Le pape François a entamé ce 3 septembre la plus longue visite de son pontificat en Asie du Sud-Est (Indonésie, Timor oriental, Papouasie-Nouvelle-Guinée et Singapour). Quels sont les enjeux de cette visite et dans quelle mesure le contexte géopolitique dans lequel elle s’inscrit diffère des visites des précédents papes ?

Après Paul VI et Jean-Paul II, le pape François se rend à son tour en Asie du Sud-Est, dans le cadre d’un déplacement plus long que ceux de ses prédécesseurs et marqué également par des thématiques différentes. Schématiquement, on peut dire que le voyage de Paul VI s’inscrivait dans le cadre déjà bien abouti de la décolonisation et pour l’Église catholique, il s’agissait tout à la fois de marquer un intérêt pour les jeunes Églises locales et pour les différentes cultures. Près de 20 ans plus tard, en 1989, la venue de Jean-Paul II fut dominée par la volonté d’indépendance du Timor oriental, indépendance dont l’un des hérauts était un évêque, Mgr Bello. Il avait été du reste critiqué par le Saint-Siège qui estimait alors que cet évêque, qui recevra quelques années plus tard le prix Nobel de la paix, n’avait pas à se mêler de politique. L’autre sujet de préoccupation était alors la marge de liberté religieuse laissée aux missionnaires catholiques. Le déplacement actuel du pape s’inscrit dans un tout autre contexte. Sur le plan géopolitique, l’Asie occupe désormais une place majeure ; l’Indonésie tente de faire entendre une voix singulière sur la scène internationale, se voulant, dans le sillage du non-alignement de naguère, un pont entre l’Occident et l’Asie ; de son côté, le pape a placé les thématiques des « périphéries » et de la rencontre (dialogue) au cœur de sa pastorale mondiale. La notion de périphérie remplace chez lui celle plus ancienne des « confins » dans la pensée catholique : il s’agit des périphéries géographiques – l’Asie du Sud-Est est loin de Rome –, également des périphéries existentielles, c’est-à-dire de l’exclusion sous toutes ses formes, d’où les rencontres avec des associations spécifiques travaillant sur ce sujet. Le dialogue enfin concerne deux grands sujets : le travail en faveur de la paix, notamment avec les autres religions et plus spécifiquement les acteurs politiques et religieux musulmans ; et l’engagement en faveur de l’environnement, le pape ne cessant de vouloir mobiliser catholiques et « hommes de bonne volonté » sur cet enjeu majeur.
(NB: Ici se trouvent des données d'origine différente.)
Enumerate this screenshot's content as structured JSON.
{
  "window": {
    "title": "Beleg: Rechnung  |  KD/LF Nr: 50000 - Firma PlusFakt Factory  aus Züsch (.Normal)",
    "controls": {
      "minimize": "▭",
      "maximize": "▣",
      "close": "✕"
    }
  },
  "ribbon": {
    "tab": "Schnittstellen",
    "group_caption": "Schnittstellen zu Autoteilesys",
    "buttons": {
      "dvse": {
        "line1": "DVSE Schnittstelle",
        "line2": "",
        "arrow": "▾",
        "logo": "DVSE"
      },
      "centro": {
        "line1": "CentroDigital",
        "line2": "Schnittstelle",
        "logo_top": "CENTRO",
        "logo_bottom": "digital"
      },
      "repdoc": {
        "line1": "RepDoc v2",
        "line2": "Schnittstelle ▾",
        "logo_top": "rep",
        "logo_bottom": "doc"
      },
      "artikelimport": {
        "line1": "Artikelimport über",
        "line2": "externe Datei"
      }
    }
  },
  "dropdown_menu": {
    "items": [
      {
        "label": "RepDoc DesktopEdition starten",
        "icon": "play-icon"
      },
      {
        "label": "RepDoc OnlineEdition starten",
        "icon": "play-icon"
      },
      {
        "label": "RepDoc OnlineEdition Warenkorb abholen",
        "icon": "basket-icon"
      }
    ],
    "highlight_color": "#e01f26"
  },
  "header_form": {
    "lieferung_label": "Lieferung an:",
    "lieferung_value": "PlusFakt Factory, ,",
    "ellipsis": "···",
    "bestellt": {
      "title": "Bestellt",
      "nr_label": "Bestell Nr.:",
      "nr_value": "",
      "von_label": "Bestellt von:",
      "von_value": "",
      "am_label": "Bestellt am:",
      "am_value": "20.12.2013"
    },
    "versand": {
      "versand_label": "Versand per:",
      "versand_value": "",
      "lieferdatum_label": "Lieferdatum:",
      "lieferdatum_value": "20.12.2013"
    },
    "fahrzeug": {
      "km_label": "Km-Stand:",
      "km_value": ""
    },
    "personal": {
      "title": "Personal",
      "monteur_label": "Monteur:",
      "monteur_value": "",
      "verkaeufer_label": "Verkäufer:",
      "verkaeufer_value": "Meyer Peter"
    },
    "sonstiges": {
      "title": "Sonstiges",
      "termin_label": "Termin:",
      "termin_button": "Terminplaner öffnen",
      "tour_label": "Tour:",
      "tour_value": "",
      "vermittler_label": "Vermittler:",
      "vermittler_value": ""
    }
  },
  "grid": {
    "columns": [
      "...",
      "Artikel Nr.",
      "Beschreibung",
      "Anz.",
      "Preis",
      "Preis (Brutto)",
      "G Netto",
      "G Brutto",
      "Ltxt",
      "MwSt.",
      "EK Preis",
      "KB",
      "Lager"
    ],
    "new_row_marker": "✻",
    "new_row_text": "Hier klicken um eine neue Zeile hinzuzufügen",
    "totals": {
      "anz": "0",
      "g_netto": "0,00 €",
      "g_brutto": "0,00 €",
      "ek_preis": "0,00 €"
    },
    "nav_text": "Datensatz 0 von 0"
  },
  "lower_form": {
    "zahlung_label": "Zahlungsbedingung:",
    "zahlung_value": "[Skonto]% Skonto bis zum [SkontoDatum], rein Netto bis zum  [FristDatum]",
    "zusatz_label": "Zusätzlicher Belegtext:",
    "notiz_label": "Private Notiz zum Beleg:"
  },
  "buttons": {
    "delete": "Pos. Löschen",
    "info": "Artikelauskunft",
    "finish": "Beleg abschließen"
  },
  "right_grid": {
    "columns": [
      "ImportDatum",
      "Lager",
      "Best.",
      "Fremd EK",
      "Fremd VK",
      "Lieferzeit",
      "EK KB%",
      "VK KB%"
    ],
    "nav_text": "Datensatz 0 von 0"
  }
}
Quelles relations entretient le Vatican avec les pays d’Asie-Pacifique où le catholicisme reste généralement minoritaire ? Par ailleurs, quel intérêt la région revêt-elle pour le Saint-Siège ?

La perspective globale du Saint-Siège demeure l’universalisme catholique, c’est-à-dire l’évangélisation de tous les peuples. Cette dimension missionnaire ne peut plus s’effectuer comme naguère, et bien sûr, l’un des enjeux, est de dissocier dans les représentations, l’idée que le catholicisme s’assimile à l’Occident, autrement dit, soit perçu comme un courant religieux occidental, et donc relevant d’une influence étrangère. Ce travail passe désormais par une attitude de respect des différentes cultures locales (dans le langage catholique, on parle depuis les années 1970 d’inculturation, les sociologues préfèreront évoquer des processus d’acculturation) et par l’émergence d’Églises catholiques locales. Le fait que le pape François a nommé un cardinal d’origine papoue est significatif de cette évolution, et en même temps du processus d’internationalisation de l’Église catholique. Mais cet enjeu d’inculturation et de représentation est parfois mis à mal par le prosélytisme fort actif et perçu comme agressif de certaines Églises protestantes évangéliques. L’un des enjeux sous-jacents à la visite de François, comme ce fut le cas il y a un an en Mongolie, est aussi de parvenir à dissocier le catholicisme du protestantisme, dans les représentations à la fois des gouvernants et des populations.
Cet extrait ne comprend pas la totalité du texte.